Don’t get stuck with a bad boss
Starting a new job is very similar to starting at a new school. There are new people to meet, new rules to learn, and new friends to make to have lunch with.
And, much like in the classroom, your enjoyment of work is directly affected by the person in charge. While we were able to leave not-so-stellar teachers after nine months, we are not always so lucky in the workplace.
Having a bad boss can cast a dark cloud over your workplace performance. It can cause discomfort, stress, and, most commonly, resentment.
Sorting the good from the bad
It would be great if we could live in world where people were actually classified on a “naughty or nice” list. Unfortunately, we have to work to make that determination ourselves.

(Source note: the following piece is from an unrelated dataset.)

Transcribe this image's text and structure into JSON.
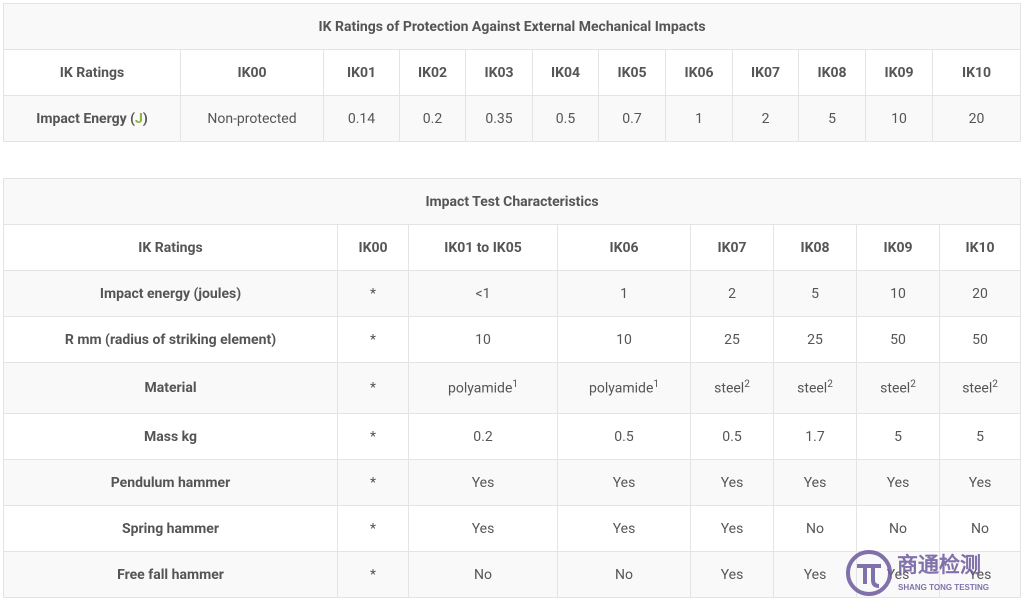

However, there are ways to speed up the process of that determination. Reading people can be a difficult task upon your first meeting. But, it is possible to get a read on whether or not someone will be a good boss during your job interview.
All of this begs the question, how are we able to weed out the bad from the good? According to Sara Stibitz at the Harvard Business Review, there are a variety of ways to see if someone will be a good boss during a job interview.
Think of your needs first
First and foremost, you need to know what you want in order to know what to look for. What this means is, you must first answer what kind of boss and environment you want to work with.
You need to evaluate the level of comfort you would like with the boss, in addition to the relationship. Are you looking for someone to collaborate with? Someone to be your mentor? With these items in mind, you can get some intel based on their personality and demeanor as to how you two will mesh.
Trust your gut
Another important aspect, which is important in many other facets of life, is that you need to trust your instincts. If you get the vibe that he/she is putting on a face and is someone you may not enjoy working with, odds are that will only build up over time. And, as that builds, your workplace happiness decreases.
This can be determined from two different angles. The first is to note how you are being treated during the interview. This lies in their communication skills. Are they asking cookie-cutter interview questions, or are they actually attempting to engage in a dialogue? The second is to see how the process is handled after the interview is over. If they take six months to get back to you, they may not be the person you want to work with every day.
Do your own research
Prior to the interview, it is always a good idea to do some prep work. Check out the interviewer (or boss)’s LinkedIn page to see what their qualifications and job history consist of. This allows you to see their commitment to past/present jobs and can provide schema for the interview. Odds are they are probably Google-ing you, so why not do the same?
Lastly, a good step to take is to ask to meet some of the staff. This allows you to not only get a feel for the culture of the workplace, but also allows you to see interaction between the boss and existing staff members.
For your next interview, prepare ahead of time by researching the company’s manager, make sure you are aware of how they treat you during and post-interview, and always trust your instincts.